Tests used to evaluate neuromuscular diaphragmatic function include VC (sitting and supine), maximum inspiratory force (MIF), maximum expiratory force (MEF), maximum voluntary ventilation (MVV), and nocturnal oximetry. MIF and MEF are measured by maximally breathing in and out with full effort, through a closed mouth tube attached to a pressure measuring device. This measurement reflects inspiratory and expiratory muscle power. MVV is measured by breathing in and out deeply and rapidly for 12 seconds, the only “endurance” respiratory test. MVV is a more global measurement of maximal breathing capacity and respiratory muscle endurance and may be lower than predicted from multiplying the FEV1 by 40.

Lung volume testing measures VC and the residual volume (RV) of air still in the lung after breathing all the way out. This allows calculation of the total lung capacity (TLC), which may be reduced due to causes such as neuromuscular disease, kyphoscoliosis, and pulmonary fibrosis.

Diffusing capacity (DLCO) is a measurement of gas transport (transfer) across the lung’s alveolar air sacs and capillaries into the blood. Causes of a reduced DLCO include intrinsic parenchymal diseases such as COPD (emphysema), chronic pulmonary embolism, interstitial pulmonary disease and fibrosis. For post-polio/neuromuscular patients, it is often hard to hold the breathing long enough to get a result. If it is done, the decrease often parallels the degree of VC reduction.

Blood oxygen, carbon dioxide, bicarbonate, and pH are measured from an arterial blood specimen. Arterial blood gas (ABG) measurements can be done at rest or with exercise, breathing room air or oxygen. The oxygen saturation can be measured noninvasively using an oximeter. One type of oximeter has a memory module so that it can record 8-12 hours of oxygen and pulse rate data; this is useful to evaluate data noninvasively overnight (nocturnal oximetry).

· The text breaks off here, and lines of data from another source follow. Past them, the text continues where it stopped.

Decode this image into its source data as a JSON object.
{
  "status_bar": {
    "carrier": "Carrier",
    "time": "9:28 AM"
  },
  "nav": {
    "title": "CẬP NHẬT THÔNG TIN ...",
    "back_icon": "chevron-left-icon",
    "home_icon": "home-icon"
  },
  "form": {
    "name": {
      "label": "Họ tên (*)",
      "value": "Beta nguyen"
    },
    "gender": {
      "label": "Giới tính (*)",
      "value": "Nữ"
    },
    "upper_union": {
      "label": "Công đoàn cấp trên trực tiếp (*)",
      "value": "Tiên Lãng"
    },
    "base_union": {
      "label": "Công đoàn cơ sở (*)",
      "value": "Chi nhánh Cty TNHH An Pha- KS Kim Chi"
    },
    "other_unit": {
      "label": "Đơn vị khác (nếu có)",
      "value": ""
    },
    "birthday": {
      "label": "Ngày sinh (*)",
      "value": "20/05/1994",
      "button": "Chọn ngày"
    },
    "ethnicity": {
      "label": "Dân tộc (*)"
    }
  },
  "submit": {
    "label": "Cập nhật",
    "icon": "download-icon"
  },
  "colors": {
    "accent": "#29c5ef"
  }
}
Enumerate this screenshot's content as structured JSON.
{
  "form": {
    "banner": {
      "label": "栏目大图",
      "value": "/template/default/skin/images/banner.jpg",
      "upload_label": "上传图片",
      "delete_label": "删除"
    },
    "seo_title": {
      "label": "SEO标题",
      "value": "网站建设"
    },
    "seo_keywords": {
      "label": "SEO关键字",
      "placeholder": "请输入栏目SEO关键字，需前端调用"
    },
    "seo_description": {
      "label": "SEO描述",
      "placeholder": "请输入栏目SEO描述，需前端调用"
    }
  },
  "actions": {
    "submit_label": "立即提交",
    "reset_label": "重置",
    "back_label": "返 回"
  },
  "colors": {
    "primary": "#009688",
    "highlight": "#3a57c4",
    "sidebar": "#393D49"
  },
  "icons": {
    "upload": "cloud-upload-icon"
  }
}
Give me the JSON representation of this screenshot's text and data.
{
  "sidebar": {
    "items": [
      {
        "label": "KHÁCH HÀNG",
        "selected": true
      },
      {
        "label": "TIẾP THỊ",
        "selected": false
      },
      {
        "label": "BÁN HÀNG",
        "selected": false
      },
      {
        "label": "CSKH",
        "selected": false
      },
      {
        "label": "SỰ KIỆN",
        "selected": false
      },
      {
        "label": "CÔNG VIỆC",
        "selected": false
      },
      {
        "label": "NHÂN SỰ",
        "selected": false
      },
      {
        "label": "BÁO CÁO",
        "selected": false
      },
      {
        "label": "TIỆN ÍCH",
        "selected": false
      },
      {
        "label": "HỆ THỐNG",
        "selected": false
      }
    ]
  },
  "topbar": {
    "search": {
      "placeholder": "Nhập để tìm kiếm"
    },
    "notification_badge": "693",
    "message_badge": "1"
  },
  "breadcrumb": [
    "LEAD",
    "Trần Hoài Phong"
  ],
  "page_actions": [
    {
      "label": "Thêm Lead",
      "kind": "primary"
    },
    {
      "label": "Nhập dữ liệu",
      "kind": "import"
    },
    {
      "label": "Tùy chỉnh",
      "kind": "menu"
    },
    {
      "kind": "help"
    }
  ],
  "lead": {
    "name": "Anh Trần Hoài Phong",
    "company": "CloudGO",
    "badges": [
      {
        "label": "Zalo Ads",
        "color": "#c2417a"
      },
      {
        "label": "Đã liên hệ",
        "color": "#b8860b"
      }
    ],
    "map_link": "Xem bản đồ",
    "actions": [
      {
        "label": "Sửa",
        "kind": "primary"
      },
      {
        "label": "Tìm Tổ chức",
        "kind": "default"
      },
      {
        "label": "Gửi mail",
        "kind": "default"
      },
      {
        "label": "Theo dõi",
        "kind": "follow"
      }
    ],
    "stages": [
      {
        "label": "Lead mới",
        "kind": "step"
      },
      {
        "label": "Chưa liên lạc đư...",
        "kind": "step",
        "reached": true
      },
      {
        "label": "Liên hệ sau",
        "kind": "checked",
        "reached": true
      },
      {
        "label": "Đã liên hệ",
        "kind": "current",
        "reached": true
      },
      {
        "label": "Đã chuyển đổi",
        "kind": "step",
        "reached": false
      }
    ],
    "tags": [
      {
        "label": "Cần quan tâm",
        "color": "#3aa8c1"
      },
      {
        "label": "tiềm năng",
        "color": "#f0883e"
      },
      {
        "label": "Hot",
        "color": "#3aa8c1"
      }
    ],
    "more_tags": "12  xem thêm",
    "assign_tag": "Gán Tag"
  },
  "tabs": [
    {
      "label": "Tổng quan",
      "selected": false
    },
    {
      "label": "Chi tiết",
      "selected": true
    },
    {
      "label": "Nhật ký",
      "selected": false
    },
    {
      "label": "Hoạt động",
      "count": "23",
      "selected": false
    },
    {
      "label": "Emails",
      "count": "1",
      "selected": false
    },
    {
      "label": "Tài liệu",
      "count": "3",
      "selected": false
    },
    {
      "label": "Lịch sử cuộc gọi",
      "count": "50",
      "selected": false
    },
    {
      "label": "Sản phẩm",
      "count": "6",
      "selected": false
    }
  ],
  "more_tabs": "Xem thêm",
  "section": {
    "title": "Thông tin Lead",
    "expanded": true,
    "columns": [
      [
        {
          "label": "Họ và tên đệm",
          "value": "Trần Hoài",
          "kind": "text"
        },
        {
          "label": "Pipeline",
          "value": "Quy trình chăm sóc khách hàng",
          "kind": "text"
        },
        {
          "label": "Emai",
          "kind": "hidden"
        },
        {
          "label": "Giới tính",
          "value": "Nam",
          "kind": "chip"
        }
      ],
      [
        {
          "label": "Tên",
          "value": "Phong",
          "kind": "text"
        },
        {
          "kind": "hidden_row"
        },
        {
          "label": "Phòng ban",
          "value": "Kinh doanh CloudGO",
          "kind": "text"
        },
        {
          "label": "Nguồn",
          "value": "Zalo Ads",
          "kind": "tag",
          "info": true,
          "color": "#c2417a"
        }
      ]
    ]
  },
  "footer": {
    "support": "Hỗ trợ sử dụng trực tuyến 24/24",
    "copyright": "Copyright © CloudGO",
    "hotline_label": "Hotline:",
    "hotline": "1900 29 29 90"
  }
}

Sleep studies are preferably performed in a sleep laboratory with an overnight study recording multiple variables simultaneously to assess sleep disorders for post-polio/neuromuscular patients (such as sleep apnea or underventilation). Since most sleep labs do not measure CO2 levels (nor do home studies measure brain waves to determine if sleep occurs or the stages of sleep), wrong or underdiagnosis may result. Sleep laboratories vary in their ability to accommodate persons with disabilities. If one needs a sleep study, it is useful to confirm in advance whether the lab can meet your needs during the test. These studies include EEG (brain wave), ECG (electrocardiogram), airflow measured at nose and mouth, oximetry, muscle measurements of chest and abdomen, and often a video record of sleep movements. As respiratory muscle weakness develops in neuromuscular disease, night-time underventilation and a drop in oxygen saturation may be an early finding. Occasionally, nocturnal oximetry alone at home may provide sufficient information. This is better reserved for checking whether the settings on the ventilator are sufficient.

A polio survivor with an abnormal sleep study should consult a pulmonologist/sleep specialist experienced in neuromuscular diseases to determine the best treatment (CPAP alone is inadequate for post-polio/neuromuscular hypoventilation; BiPAP or other assisted ventilation for respiratory muscle weakness is more physiologic).

A polio survivor scheduled for pulmonary function tests should at least have spirometry with SVC (if possible sitting and supine), FVC, FEV1; MIF and MEF; and oximetry on room air. Nocturnal oximetry should also be considered since it is a simple useful test for abnormalities that often occur first during sleep. 

Home or office monitoring of VC, PEF, and oximetry can be done with simple devices. For home monitoring, people often use a peak flow meter or an incentive spirometer (both are relatively inexpensive), to assess whether they are stable or worsening, especially during a respiratory infection. A nurse, a respiratory therapist, and most health care facilities can easily measure the oxygen saturation on home visits with a small portable oximeter, most commonly with a small clip on a fingertip or earlobe. Personal pulse oximeters are also available for purchase by the general public, but the readings should be checked against a professional pulse oximeter because accuracies vary among devices. Accuracy may also be diminished in persons of color.